Asalkan Engkau tidak murka, sebuah ungkapan kerendahatian dan ketawaduan serta kepasrahan total dari seorang kekasih Tuhan, aku tidak peduli sebab sungguh luas kenikmatan yang Engkau limpahkan kepadaku, yang dilanjutkan dengan kebersyukuran yang tak terhingga, semakin menandakan bahwa Sang Nabi seorang manusia pinilih, halus budi pekertinya, tidak semena-mena dan tidak mentang-mentang bahwa beliau seorang Rasul akhir zaman.
Penolakan oleh penghuni Thaif, tidak menyurutkan niat Nabi untuk mencari wilayah yang lebih kondusif dalam menebarkan rahmat bagi seluruh alam. Madinah, yang waktu itu masih bernama Yatsrib sebuah daerah sekira 450 Km timur laut Makkah, dipandang lebih kondusif dalam menebarkan benih-benih kedamaian Islam.
Persiapan-persiapan pendahuluan telah dilakukan, para sahabat satu demi satu mulai berhijrah ke Madinah, didahului dengan perjanjian Aqabah antara Nabi dan 12 perwakilan penduduk Madinah, semakin memantapkan tekad untuk bersegera melangkahkan kaki ke sana.

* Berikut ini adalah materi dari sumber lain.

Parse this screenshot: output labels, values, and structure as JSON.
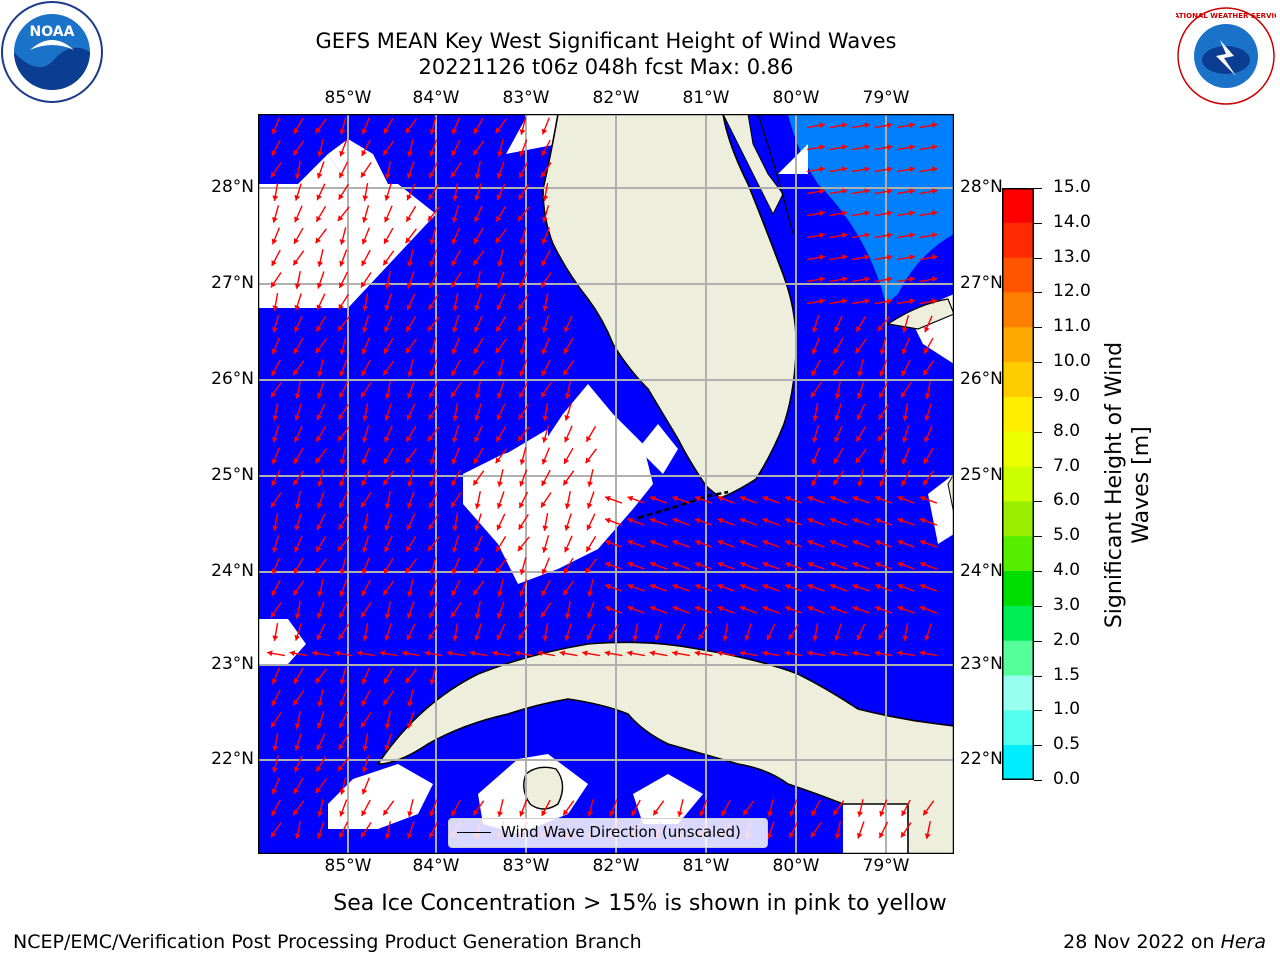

Awalnya beberapa penduduk Madinah melaksanakan haji dan menemui Rasul serta menyatakan kesetiaannya, diikuti dengan perjanjian Aqabah ke-2 yang dihadiri 73 penduduk Madinah. Kondisi masyarakat kedua kota pada saat itu sedang dalam kondisi memanas. Di Makkah, Nabi Muhammad S.A.W. baru saja ditinggal istri tercinta, Bunda Siti Khadijah, dan paman yang sangat disayang, Abu Thalib.

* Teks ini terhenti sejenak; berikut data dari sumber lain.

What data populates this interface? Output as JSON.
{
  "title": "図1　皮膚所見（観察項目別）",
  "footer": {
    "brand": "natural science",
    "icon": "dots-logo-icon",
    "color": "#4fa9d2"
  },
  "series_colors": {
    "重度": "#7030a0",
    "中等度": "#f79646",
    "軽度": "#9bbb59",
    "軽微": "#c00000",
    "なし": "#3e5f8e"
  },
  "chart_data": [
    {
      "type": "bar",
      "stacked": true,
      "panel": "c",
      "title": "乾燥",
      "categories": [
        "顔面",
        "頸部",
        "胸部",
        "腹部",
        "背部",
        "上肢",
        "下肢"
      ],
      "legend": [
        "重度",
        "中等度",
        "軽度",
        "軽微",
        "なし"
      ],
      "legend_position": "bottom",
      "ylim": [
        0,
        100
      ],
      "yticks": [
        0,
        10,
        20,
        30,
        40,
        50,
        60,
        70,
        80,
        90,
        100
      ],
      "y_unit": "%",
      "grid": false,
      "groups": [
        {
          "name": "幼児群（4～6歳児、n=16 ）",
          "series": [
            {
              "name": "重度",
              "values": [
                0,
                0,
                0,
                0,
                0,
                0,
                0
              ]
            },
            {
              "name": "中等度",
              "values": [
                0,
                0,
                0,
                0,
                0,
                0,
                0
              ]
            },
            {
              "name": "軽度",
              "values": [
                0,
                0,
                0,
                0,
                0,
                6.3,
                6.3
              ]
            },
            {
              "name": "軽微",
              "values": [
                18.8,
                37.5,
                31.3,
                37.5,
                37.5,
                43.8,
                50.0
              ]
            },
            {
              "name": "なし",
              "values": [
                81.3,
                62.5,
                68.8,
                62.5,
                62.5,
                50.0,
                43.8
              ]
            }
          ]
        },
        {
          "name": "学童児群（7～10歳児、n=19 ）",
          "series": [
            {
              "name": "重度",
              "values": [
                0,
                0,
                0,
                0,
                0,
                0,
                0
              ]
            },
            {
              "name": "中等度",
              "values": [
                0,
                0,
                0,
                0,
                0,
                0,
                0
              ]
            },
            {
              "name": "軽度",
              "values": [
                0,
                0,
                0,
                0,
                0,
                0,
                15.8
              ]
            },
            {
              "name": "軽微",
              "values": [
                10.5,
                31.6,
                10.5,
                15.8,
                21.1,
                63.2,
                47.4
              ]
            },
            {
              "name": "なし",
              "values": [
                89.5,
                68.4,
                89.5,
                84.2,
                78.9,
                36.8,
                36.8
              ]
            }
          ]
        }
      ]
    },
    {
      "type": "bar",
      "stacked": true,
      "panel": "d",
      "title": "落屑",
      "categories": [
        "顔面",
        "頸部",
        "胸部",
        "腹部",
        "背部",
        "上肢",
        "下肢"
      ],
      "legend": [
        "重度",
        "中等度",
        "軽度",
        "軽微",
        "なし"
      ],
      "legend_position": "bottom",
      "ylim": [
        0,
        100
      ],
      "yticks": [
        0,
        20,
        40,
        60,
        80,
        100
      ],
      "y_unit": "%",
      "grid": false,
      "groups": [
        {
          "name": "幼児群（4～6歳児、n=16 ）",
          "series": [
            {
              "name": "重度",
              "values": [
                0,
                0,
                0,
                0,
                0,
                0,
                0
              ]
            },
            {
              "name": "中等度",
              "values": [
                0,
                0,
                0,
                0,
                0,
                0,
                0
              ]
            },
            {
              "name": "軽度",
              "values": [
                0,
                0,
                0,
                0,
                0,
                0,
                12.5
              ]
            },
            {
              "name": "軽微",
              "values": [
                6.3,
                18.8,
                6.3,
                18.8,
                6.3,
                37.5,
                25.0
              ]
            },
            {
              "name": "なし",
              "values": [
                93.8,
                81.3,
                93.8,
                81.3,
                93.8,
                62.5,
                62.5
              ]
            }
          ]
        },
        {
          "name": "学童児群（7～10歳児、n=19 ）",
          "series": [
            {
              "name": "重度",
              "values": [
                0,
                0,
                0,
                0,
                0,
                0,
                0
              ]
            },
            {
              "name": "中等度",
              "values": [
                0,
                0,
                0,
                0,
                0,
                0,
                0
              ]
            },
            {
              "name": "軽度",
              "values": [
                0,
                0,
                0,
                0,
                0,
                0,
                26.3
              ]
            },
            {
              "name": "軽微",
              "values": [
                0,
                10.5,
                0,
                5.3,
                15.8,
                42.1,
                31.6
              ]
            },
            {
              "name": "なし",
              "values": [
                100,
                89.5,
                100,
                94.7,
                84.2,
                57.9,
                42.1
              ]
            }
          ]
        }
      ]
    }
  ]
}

Kaum Quraisy yang belum bisa menerima bahwa salah satu anggota keluarganya diangkat Allah menjadi Nabi, telah bersepakat untuk mengirim wakil masing-masing suku dalam rangka melakukan pembunuhan berencana kepada Nabi Muhammad agar tidak lagi meneruskan kegiatannya menebarkan kebaikan. Di Madinah suku Aus dan Khazraj juga sedang bersinggungan kembali, dan sewaktu-waktu bisa terjadi perang yang sangat merugikan kedua belah pihak, dan kedatangan Sang Nabi diharapkan mampu meredakan ketegangan tersebut.
Ternyata momentum bagi Sang Nabi telah disiapkan oleh Sang Pencipta dengan sedemikan tepat dan indah. Di saat kondisi Makkah sedang memanas dan memuncak dalam menghalang-halangi dan membangun tembok penghalang bagi tugas Nabi, Allah memberikan solusi dengan kondisi Madinah yang sangat kondusif dan sudah menantikan kedatangan Sang Nabi. “Yang menciptakan tujuh langit berlapis-lapis. Tidak akan kamu lihat sesuatu yang tidak seimbang pada ciptaan Tuhan Yang Maha Pengasih. Maka lihatlah sekali lagi, adakah kamu lihat sesuatu yang cacat” (Q.S. 67: 3).
Persiapan dan perencanaan telah disusun dengan sangat rapi oleh Nabi, dalam mengantisipasi nafsu angkara kaum Quraisy dan rencana perjalanan ke Madinah yang membutuhan waktu dan bekal yang tidak sedikit. Siapa yang akan menggantikan Nabi untuk tidur di rumahnya, siapa yang akan menemani dalam perjalanan, siapa yang akan menjadi penunjuk jalan, bekal apa saja yang mesti dibawa, tempat persinggahan yang mana untuk mengelabuhi para pemburu Quraisy, dan ubo rampe sedetil-detilnya, semua telah tercentang menandakan bahwa perjalanan panjang, berbahaya dan sulit namun penuh berkah akan segera dilakukan.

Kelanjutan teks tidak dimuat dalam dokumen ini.